2. Öğretmenin okulunda tüm gün bulunmaması yine öğretmenin itibarını halk nezdinde düşürmektedir. Çünkü kimi okullar ikili öğretim yapıyor. Böylece öğretmenin yarım günü boşa çıkmaktadır. Ya da çalıştığı okulda ve eğitim bölgesinde yeterince girebileceği ders yükü olmadığından haftanın her günü okula gidememektedir. Kendisini boşlukta bulan öğretmen ya ikinci bir iş yoluna gidiyor, ya da ev-çarşı arasında mekik dokumak suretiyle sürekli halkın arasında gezince insanlar bu öğretmenler de hep boş duruyor denmesine sebebiyet verilmektedir.
3. Öğretmenin 15 günü ocakta, 2 ayı da yazın olmak suretiyle yaptığı 2.5 aylık tatil herkesin gündeminde. Ağzını açan "Öğretmenler 3-4 ay tatil yapıyor" demeye başlıyor. Okulların kapanacağı son haftalarda çocuğunun okula gelmemesini veliler ve esnaf öğretmeni de tatil yapıyor algısına itmektedir. Vatandaş uzun tatil imkanı veren Bakanlığa serzenişte bulunacağı yerde öğretmene kızıyor. Devlet çalışma şartlarını düzenledi, tatili kısalttı da öğretmen mi karşı çıktı anlamakta zorlanıyorum gerçekten.

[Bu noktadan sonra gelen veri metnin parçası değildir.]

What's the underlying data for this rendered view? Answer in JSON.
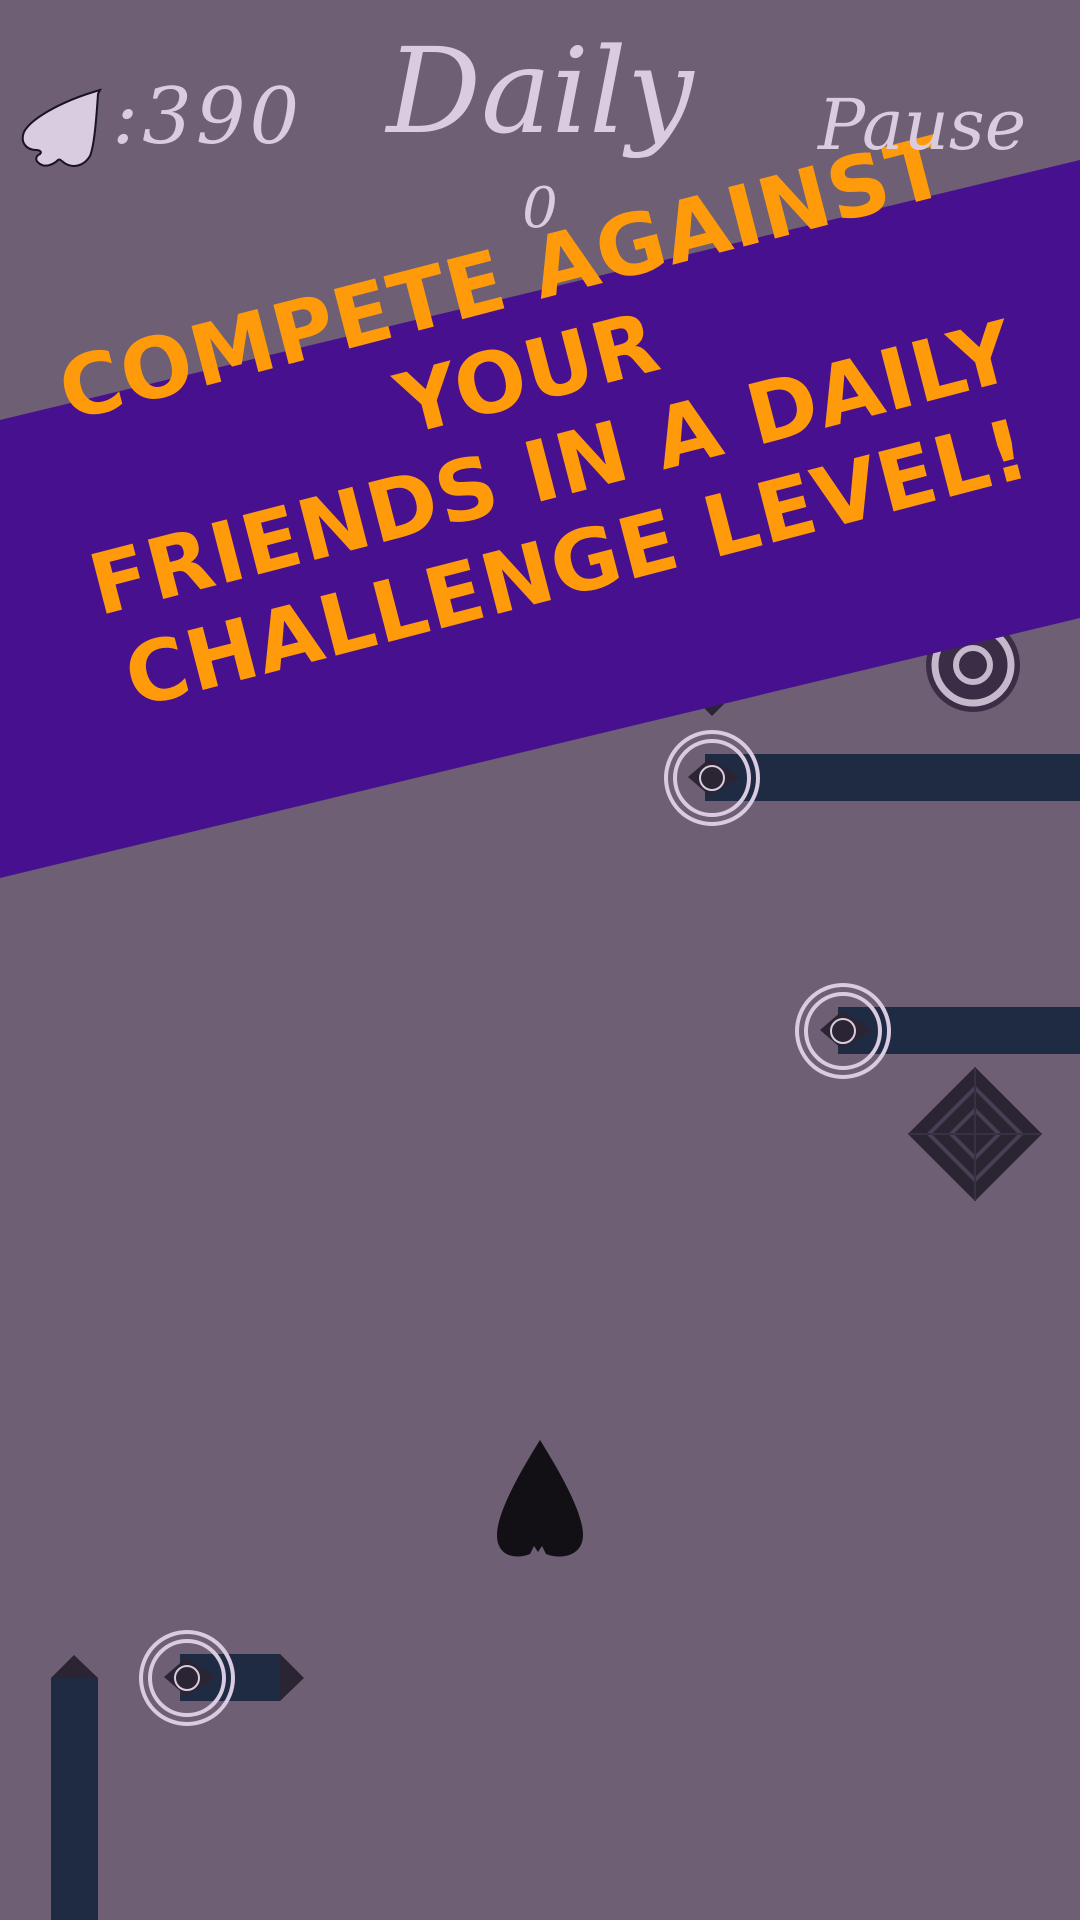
{
  "hud": {
    "coin_count": ":390",
    "mode_title": "Daily",
    "score": "0",
    "pause_label": "Pause"
  },
  "banner": {
    "lines": [
      "COMPETE AGAINST YOUR",
      "FRIENDS IN A DAILY",
      "CHALLENGE LEVEL!"
    ]
  },
  "colors": {
    "background": "#6e5f74",
    "banner": "#47108f",
    "banner_text": "#ff9b0b",
    "hud_text": "#d9cbe0",
    "bar": "#1e2b43",
    "player": "#120f15"
  },
  "icons": {
    "coin": "spade-icon",
    "player": "spade-player-icon",
    "target": "ring-target-icon",
    "obstacle": "diamond-obstacle-icon"
  }
}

4. Hiç olmadığı kadar öğretmenlik şeffaf hale geldi: Öğretmen kimsenin çalışma şartlarını ve aldığı maaşını, kazancını ve yan ödemesini bilmediği halde her kesim öğretmenin maaşının ne kadar olduğunu, ek dersini ne zaman alacağını, eylül ayında aldığı 'Eğitim ve öğretim ödeneğini' ve hangi ayda maaşına zam geldiğini, ne zamandan itibaren enflasyon farkı alacağını bilir oldu. Öğretmenlikteki gizemlilik kalktı. Herkes öğretmenin ne yapamayacağını, ne yapması gerektiğini bilir ve öğretmene öğretir noktasına geldi. Çünkü eğitimin görünen yüzünde hep öğretmen vardır.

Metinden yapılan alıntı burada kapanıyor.